The rifle was raised suddenly to eye level, Manau pushed roughly against the car, the end of the weapon at his temple: “Are you ever going to shut up?”

“Please, not in front of the boy. It’s me. Really. It’s me.”

“They’ll all love you,” Elmer had said when it began. But how had he said it? With his head shaking and his lips pressed into a tight, disbelieving frown. “It’s that voice you have…” Norma had felt the unpleasant sensation of being pitied. And then Rey disappeared, and she’d felt it every day since: Rey’s absence clinging to her like some contagion. Elmer had been right, of course: they did love her. For years, she’d received perfumed letters full of names, modest gifts wrapped in newsprint. At the station, there were a half-dozen shoeboxes full of photographs with scalloped edges, each with an inscription noting which of the smiling faces in the picture might still be alive. And this was it: might be . This not knowing, this exhaustion — you could hear it in every voice that called, see it in the careful script of every letter. It was mercy they sought: an answer, a yes or a no to release them from the burdens of waiting and hoping and wondering. It was what she heard in the soldier’s voice, too: something unexpectedly timid, something afraid.

“I don’t believe you,” the soldier said. He still held the gun to Manau’s head. “You think I’m stupid.”

“No, no,” Norma said, “no one said—”

“Let me hear you.”

It was, in the end, what she was good at: being heard. She should have been a poet or a preacher. A hypnotist, a politician, a singer. Norma took a deep breath.

“Talk!” the soldier yelled, and she did.

“This evening,” Norma purred, “on Lost City Radio: from the jungle comes a boy…”

The soldier’s face became very serious. “Names. I want to hear names.”

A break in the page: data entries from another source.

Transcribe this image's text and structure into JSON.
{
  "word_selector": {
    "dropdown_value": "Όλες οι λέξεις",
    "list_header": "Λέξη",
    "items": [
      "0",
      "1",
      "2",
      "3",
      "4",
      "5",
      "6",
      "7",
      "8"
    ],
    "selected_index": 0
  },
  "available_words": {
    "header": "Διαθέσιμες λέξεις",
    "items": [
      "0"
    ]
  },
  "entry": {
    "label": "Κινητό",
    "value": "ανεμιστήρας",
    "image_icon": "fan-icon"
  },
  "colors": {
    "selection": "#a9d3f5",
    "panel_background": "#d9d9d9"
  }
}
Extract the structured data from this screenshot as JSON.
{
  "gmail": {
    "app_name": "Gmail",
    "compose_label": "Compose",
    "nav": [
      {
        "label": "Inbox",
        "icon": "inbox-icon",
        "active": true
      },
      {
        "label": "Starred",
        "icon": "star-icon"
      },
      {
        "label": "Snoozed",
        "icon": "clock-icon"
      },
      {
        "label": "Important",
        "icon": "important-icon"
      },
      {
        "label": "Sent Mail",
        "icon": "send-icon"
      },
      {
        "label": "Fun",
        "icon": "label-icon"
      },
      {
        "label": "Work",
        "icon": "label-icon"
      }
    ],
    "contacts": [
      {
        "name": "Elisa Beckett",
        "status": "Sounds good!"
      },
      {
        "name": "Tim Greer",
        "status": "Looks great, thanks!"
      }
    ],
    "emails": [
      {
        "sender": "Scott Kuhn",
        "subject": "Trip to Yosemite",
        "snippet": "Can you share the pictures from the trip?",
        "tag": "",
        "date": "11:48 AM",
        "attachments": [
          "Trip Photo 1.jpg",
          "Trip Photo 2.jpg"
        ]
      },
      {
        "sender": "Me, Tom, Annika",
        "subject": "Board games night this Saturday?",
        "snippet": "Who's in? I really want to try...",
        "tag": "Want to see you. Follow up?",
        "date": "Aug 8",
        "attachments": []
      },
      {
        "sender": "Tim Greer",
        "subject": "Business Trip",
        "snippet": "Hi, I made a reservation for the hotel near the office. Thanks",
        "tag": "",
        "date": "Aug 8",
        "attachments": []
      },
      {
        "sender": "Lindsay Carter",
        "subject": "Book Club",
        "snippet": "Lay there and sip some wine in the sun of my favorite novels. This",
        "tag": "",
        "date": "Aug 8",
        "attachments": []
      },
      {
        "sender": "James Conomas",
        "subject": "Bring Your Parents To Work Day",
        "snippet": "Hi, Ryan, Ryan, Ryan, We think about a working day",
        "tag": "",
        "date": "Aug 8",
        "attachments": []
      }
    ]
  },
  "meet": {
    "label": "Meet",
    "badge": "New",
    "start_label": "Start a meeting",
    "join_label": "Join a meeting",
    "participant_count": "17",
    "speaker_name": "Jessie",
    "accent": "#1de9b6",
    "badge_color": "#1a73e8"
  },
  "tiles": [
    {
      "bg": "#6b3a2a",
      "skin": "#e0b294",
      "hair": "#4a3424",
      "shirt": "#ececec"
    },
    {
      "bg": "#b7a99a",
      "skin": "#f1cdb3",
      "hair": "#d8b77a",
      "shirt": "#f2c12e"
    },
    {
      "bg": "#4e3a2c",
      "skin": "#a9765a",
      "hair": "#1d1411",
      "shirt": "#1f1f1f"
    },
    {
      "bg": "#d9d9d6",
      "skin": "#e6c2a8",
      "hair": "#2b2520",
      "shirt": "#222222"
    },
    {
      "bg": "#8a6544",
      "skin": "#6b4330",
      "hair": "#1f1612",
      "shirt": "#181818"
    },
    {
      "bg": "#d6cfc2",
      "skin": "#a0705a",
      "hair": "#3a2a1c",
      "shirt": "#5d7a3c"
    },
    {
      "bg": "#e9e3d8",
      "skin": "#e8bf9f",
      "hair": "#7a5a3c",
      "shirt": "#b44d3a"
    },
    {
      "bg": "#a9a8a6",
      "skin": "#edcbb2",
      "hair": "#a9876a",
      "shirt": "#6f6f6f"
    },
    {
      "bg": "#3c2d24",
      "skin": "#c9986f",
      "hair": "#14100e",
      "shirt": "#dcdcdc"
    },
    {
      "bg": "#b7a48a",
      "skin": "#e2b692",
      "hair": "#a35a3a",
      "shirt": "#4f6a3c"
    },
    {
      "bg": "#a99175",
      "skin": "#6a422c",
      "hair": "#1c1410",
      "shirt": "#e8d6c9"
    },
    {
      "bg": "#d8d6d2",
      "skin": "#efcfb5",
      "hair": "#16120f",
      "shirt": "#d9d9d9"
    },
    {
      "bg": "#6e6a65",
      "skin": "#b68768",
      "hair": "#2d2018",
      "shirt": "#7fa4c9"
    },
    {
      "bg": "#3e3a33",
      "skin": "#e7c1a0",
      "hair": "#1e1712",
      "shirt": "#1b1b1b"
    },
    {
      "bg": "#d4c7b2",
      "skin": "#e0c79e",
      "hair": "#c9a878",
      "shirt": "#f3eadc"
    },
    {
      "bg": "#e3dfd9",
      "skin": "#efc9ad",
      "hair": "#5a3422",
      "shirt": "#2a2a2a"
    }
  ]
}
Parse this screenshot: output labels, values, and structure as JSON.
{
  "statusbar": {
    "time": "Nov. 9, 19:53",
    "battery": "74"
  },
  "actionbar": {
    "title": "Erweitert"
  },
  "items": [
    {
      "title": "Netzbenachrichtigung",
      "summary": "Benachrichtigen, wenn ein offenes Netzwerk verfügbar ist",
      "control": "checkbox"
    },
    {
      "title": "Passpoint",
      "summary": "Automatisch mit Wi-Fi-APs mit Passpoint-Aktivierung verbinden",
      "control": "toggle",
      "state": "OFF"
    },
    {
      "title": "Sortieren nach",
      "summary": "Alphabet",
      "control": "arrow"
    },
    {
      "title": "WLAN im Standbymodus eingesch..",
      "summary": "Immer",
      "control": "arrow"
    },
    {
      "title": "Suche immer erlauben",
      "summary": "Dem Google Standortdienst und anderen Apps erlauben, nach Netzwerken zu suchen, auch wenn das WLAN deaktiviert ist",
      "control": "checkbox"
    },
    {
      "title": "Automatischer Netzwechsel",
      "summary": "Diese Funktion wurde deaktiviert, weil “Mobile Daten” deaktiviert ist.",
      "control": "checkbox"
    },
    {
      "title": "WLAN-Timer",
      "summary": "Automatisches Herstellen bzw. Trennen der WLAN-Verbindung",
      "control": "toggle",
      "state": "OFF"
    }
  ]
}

“Names?” she asked, and the soldier nodded. She took the list from her pocket, and she gave him names. Which ones?

All of them. All of them, except one.

When she saw that he had heard enough, when he lowered the rifle and smiled with recognition, only then did she stop.

With great ceremony, the young man took the weapon with his left hand and pointed it upwards, the barrel against his shoulder. He kicked his boots together and, with his right hand, gave Norma a military salute.

“It’s an honor, Miss Norma.”

She blushed. “That’s really not necessary,” but already the other soldier had come and offered his salute as well. “We listen every week,” he said.